Monday, October 27, 2008

Day 61, Be Brave Project; Standards and Saccharine Sentiments

Just looked at the opening sentence of my previous entry, and found that it made me want to beat my head with a shoe whilst vomiting abundantly, due to the excess of saccharine. Not the response I was hoping for or expecting.

"I have come to believe that working towards a goal is the only satisfying way to lead a life," or some such stuff. Well, it's sort of true--the most satisfying time I've spent since I quit drinking was when I was working on the screenplay adaptation. It's true and yet it sounds as if I'm some Oprah-watching, capri-wearing, cinnabun-munching housefrau who thinks her every little discovery is hers exclusively, yet fascinating to the rest of the world.
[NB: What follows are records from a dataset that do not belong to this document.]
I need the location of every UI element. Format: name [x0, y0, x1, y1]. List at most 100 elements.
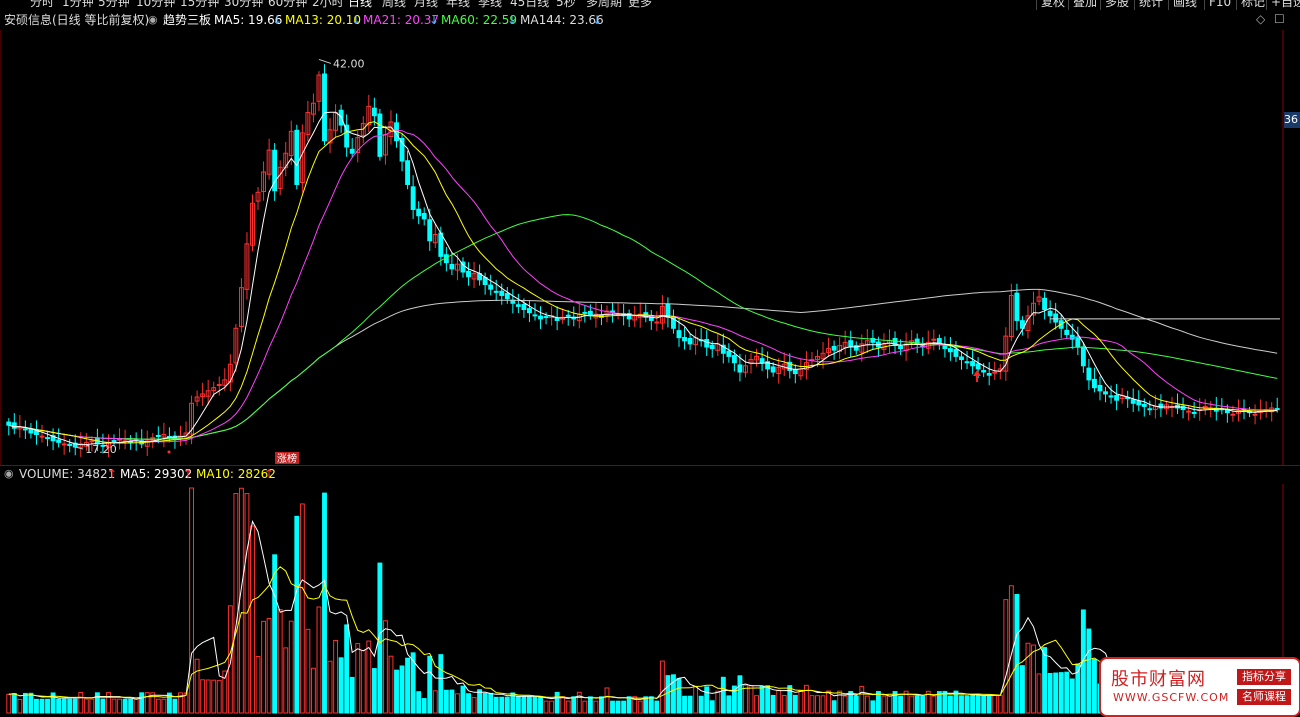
toolbar-button-3[interactable]: 统计: [1134, 0, 1167, 10]
volume-bar: [17, 698, 23, 714]
candle-body: [34, 430, 39, 436]
volume-bar: [128, 698, 134, 714]
candle-body: [554, 317, 560, 321]
ma144-arrow-icon: ↓: [592, 13, 603, 27]
volume-bar: [288, 620, 294, 714]
candle-body: [504, 293, 510, 300]
candle-body: [947, 348, 953, 353]
price-header: 安硕信息(日线 等比前复权) ◉ 趋势三板 MA5: 19.66 ↓ MA13:…: [0, 10, 1300, 30]
candle-body: [731, 355, 737, 364]
candle-body: [1014, 292, 1020, 321]
candle-body: [543, 316, 549, 319]
period-tab-6[interactable]: 60分钟: [268, 0, 307, 10]
watermark-tag-share: 指标分享: [1237, 669, 1291, 685]
candle-body: [676, 330, 682, 339]
toolbar-button-1[interactable]: 叠加: [1068, 0, 1101, 10]
volume-bar: [100, 698, 106, 714]
volume-bars: [6, 487, 1280, 714]
volume-bar: [571, 696, 577, 714]
candle-body: [726, 350, 732, 357]
volume-bar: [759, 685, 765, 714]
ma5-line: [8, 111, 1278, 446]
period-tab-11[interactable]: 年线: [446, 0, 470, 10]
stock-title: 安硕信息(日线 等比前复权): [4, 13, 150, 27]
volume-bar: [538, 696, 543, 714]
period-tab-14[interactable]: 5秒: [556, 0, 576, 10]
volume-bar: [870, 700, 876, 714]
period-tab-1[interactable]: 1分钟: [62, 0, 94, 10]
volume-bar: [172, 698, 178, 714]
candle-body: [1103, 391, 1108, 395]
period-tab-13[interactable]: 45日线: [510, 0, 549, 10]
volume-bar: [394, 669, 399, 714]
volume-bar: [455, 693, 460, 714]
volume-bar: [815, 695, 820, 714]
volume-bar: [493, 696, 499, 714]
ma5-arrow-icon: ↓: [272, 13, 283, 27]
period-tab-4[interactable]: 15分钟: [180, 0, 219, 10]
candle-body: [6, 421, 12, 426]
volume-bar: [959, 695, 964, 714]
toolbar-button-6[interactable]: 标记: [1236, 0, 1269, 10]
candle-body: [981, 370, 987, 373]
candle-body: [953, 348, 959, 357]
diamond-icon[interactable]: ◇: [1256, 12, 1265, 26]
toolbar-button-5[interactable]: F10: [1204, 0, 1235, 10]
pane-divider[interactable]: [0, 465, 1300, 466]
volume-bar: [809, 695, 815, 714]
volume-bar: [975, 695, 981, 714]
volume-bar: [194, 658, 200, 714]
period-tab-0[interactable]: 分时: [30, 0, 54, 10]
volume-bar: [565, 700, 571, 714]
volume-bar: [1058, 672, 1064, 714]
volume-bar: [947, 695, 953, 714]
toolbar-button-4[interactable]: 画线: [1168, 0, 1201, 10]
volume-bar: [78, 692, 84, 714]
candle-body: [294, 129, 300, 185]
candle-body: [349, 148, 355, 154]
volume-bar: [355, 643, 361, 714]
volume-bar: [211, 679, 217, 714]
candle-body: [466, 270, 471, 278]
candle-body: [1086, 367, 1092, 381]
candle-body: [39, 435, 45, 438]
toolbar-button-2[interactable]: 多股: [1100, 0, 1133, 10]
ma13-label: MA13: 20.10: [285, 13, 362, 27]
volume-bar: [200, 679, 206, 714]
badge-text: 涨榜: [277, 452, 297, 465]
toolbar-button-7[interactable]: +自选: [1266, 0, 1300, 10]
volume-bar: [322, 492, 327, 714]
period-tab-5[interactable]: 30分钟: [224, 0, 263, 10]
candle-body: [22, 428, 28, 431]
volume-bar: [676, 677, 682, 714]
period-tab-3[interactable]: 10分钟: [136, 0, 175, 10]
volume-bar: [604, 687, 610, 714]
candle-body: [942, 345, 948, 350]
indicator-toggle-icon[interactable]: ◉: [148, 10, 158, 30]
candle-body: [1075, 336, 1081, 348]
watermark-url: WWW.GSCFW.COM: [1113, 691, 1230, 704]
volume-toggle-icon[interactable]: ◉: [4, 464, 14, 484]
volume-bar: [316, 606, 322, 714]
volume-bar: [432, 690, 438, 714]
volume-ma5-label: MA5: 29302: [120, 467, 193, 481]
period-tab-10[interactable]: 月线: [414, 0, 438, 10]
close-panel-icon[interactable]: ☐: [1274, 12, 1285, 26]
volume-bar: [715, 690, 721, 714]
toolbar-button-0[interactable]: 复权: [1036, 0, 1069, 10]
volume-bar: [898, 695, 904, 714]
candle-body: [1097, 384, 1103, 392]
candle-body: [848, 340, 854, 348]
price-chart[interactable]: 42.00 17.20 涨榜: [0, 30, 1300, 465]
period-tab-16[interactable]: 更多: [628, 0, 652, 10]
period-tab-15[interactable]: 多周期: [586, 0, 622, 10]
volume-bar: [45, 698, 50, 714]
period-tab-7[interactable]: 2小时: [312, 0, 344, 10]
candle-body: [986, 373, 992, 376]
period-tab-12[interactable]: 季线: [478, 0, 502, 10]
ma60-label: MA60: 22.59: [441, 13, 518, 27]
period-tab-9[interactable]: 周线: [382, 0, 406, 10]
volume-bar: [1019, 665, 1025, 714]
period-tab-2[interactable]: 5分钟: [98, 0, 130, 10]
period-tab-8[interactable]: 日线: [348, 0, 372, 10]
But. . .isn't that sort of self-absorption what a blog is about? Particularly a blog that is, however much I might chafe under this description, about self-improvement?

Urgh, well. . .urgh. . .yes. And my fear of being a frau really is nothing more than a form of sexism seasoned with envy that I have picked up from my gay male friends: They have a detestation of their married up/babied up/don't give a crap about their weight female co-workers so vehement that it clearly contains an enormous dollop of envy. The fat seems to bother them more than the smuggery (which is the part that gets me), but the result is the same and results in my gay friends coming out with this opinion: Big Fat Married Women are Like Children.

They get to stuff anything in their mouths at any time, look ghastly, and still have the expectation (How dare they think it's a RIGHT, my friend Will once asked) of being admired by their femininity and loved by their husbands. Will sat weeping in a darkened room the day before he turned 30, and when I tried to console him he whipped around dramatically--just like he was Crawford and I'd waved some metal hangers at him--to tell me, "For a gay man, 30 is the end. The end of dating as I've known it." And sadly, as Will's swimmer's build turned more solid from maturity and years of office work, it did turn out that the men no longer chased him as they had. This creates bitterness.

My gay friends starve themselves with incredibly expensive high protein diets. They are obsessive about gym memberships. They always know of a tooth-whitening deal, or of a discount on cashmere. There are very, very strong opinions on the wearing of flip-flops for men over 25. There is still, amazingly, even now the sort of self-loathing that societal disapproval can engender: A phrase popular after a particularly 'gay' sentiment has been expressed is, "That is why they hate us."

So my gay friends, many of them, loathe fat married women. Slender well-dressed women they can tolerate, because they're used to losing men to high-maintenance hotties. And the years of their endless bitching bitching bitching seems to have sunk into my head as well. Age if you must--Judy did, horribly and heartbreakingly, squandering love and talent along the way--but don't get fat. Or smug.

So that is why the 'living for your goals' statement clearly kicked something off in me--I do believe it. I do. But there's some part of me that also believes that if I start spouting such conventional bits of (irony free) wisdom, I'll suddenly start wearing Liz Clairborne clothing and socks knit out of shedded cat fur.

I want to be sober, but the life of the party. I want to be slender, but eat my Lindt chocolate. I want to find a relationship, but one where I cannot get hurt. I want I want I want. . .well, I want to remember the 'goals' comment and to live by it.

But I also am getting my teeth whitened today. And wearing fabulous shoes on my way there.